Verfahren zur Herstellung einer Zusammensetzung, bei dem man ein hydrophiles Material, ein Chloritsalz, ein Säure freisetzendes Polymer und ein organisches Lösungsmittel zur Bildung eines Gemisches mischt, in dem jeder Bestandteil eine Teilchengröße von nicht mehr als 1.000 Angström hat, wobei das Gemisch weniger als 0,1 Gew.-% Wasser enthält und bei Hydrolyse des Säure freisetzenden Polymers Chlordioxid freisetzen kann. Verfahren zur Herstellung einer Zusammensetzung, bei dem man ein Amin und ein Säure freisetzendes Polymer unter Bildung eines Gemisches mischt, und das Gemisch Chlordioxid aussetzt, das mit dem Amin unter Bildung von Iminiumchlorit in dem Gemisch reagiert, wobei das Gemisch eine Teilchengröße von nicht mehr als 1.000 Angström hat und bei Hydrolyse des Säure freisetzenden Polymers Chlordioxid freisetzen kann. Verfahren nach Anspruch 7, bei dem das Iminiumchlorit durch die Base zersetzt wird, um in dem Gemisch ein Chloritsalz zu bilden.
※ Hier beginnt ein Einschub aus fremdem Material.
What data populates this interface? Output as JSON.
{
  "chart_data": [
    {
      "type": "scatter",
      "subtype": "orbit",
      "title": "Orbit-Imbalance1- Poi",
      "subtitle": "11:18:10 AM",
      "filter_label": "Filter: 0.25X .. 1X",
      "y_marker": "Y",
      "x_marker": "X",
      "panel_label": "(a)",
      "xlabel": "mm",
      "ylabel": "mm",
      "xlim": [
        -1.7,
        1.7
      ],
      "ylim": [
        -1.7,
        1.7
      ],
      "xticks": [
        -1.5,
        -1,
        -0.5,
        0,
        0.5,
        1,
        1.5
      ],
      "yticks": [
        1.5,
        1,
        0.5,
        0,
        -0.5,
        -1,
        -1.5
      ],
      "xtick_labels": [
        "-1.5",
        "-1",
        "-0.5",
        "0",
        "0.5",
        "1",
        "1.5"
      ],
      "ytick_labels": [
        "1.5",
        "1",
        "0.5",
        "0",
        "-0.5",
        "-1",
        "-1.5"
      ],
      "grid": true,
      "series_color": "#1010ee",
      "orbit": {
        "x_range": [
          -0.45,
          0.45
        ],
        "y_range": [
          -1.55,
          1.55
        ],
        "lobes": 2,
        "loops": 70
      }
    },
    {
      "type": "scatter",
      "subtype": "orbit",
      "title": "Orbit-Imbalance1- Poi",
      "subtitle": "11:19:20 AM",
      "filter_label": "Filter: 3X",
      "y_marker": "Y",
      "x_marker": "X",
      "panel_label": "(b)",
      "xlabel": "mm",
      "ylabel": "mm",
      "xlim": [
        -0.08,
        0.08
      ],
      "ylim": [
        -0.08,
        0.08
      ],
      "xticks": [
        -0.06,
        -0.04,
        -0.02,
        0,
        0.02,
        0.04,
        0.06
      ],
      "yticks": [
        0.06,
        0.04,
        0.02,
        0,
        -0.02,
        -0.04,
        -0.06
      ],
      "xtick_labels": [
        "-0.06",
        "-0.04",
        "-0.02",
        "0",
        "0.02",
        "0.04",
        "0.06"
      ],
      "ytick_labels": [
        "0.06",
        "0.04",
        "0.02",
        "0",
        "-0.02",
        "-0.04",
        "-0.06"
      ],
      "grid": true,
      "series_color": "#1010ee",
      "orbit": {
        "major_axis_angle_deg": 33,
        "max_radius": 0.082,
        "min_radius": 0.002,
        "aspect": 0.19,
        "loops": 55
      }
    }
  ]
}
Verfahren zur Herstellung des Säure freisetzenden Polymers der Ansprüche 6, 7 oder 8, bei dem man

ein Polyvinylpyrrolidon-Oligomer, Milchsäure, Glykolsäure und Wasser mischt,

das Gemisch in Gegenwart eines Veresterungskatalysators erhitzt, um Polyvinylpyrrolidon-Milchsäure-Glykolsäure-Terpolymer mit Säure-Endgruppen zu bilden,

das Terpolymer in einem organischen Lösungsmittel löst, und

das Terpolymer neutralisiert, um Säure-Endgruppen des Terpolymers zur Bildung des Säure freisetzenden Polymers zu verestern.
Verfahren zur Verzögerung einer bakteriellen, pilzartigen und viralen Verunreinigung und eines Schimmelpilzwachstums auf einer Oberfläche eines Materials und/oder zur Desodorierung des Materials, bei dem man

eine Oberfläche des Materials einer Zusammensetzung nach Anspruch 1 aussetzt, und

die Zusammensetzung der Feuchtigkeit aussetzt, um Chlordioxid aus der Zusammensetzung in die das Material umgebende Atmosphäre freizusetzen, um bakterielle, pilzartige und virale Verunreinigung und Wachstum von Schimmelpilzen auf der Oberfläche des Materials zu verzögern und/oder das Material zu desodorieren.
Verfahren nach Anspruch 10, bei dem man

die Oberfläche des Materials mit der Zusammensetzung behandelt, und

die behandelte Oberfläche der Feuchtigkeit aussetzt, um Chlordioxid aus der Zusammensetzung in die die Oberfläche umgebende Atmosphäre freizusetzen, um bakterielle, pilzartige und virale Verunreinigung und Wachstum von Schimmelpilzen auf der Oberfläche zu verzögern und/oder die Oberfläche zu desodorieren.
Verfahren der Verzögerung einer bakteriellen, pilzartigen und viralen Verunreinigung und des Wachstums von Schimmelpilzen auf einem Material und/oder der Desodorierung des Materials, bei dem man

eine optisch durchsichtige Zusammensetzung nach Anspruch 1 einbaut, und

das Material der Feuchtigkeit aussetzt, um aus der Zusammensetzung Chlordioxid in die das Material umgebende Atmosphäre freizusetzen, um bakterielle, pilzartige und virale Verunreinigung sowie Wachstum von Schimmelpilzen auf dem Material zu verzögern und/oder das Material zu desodorieren.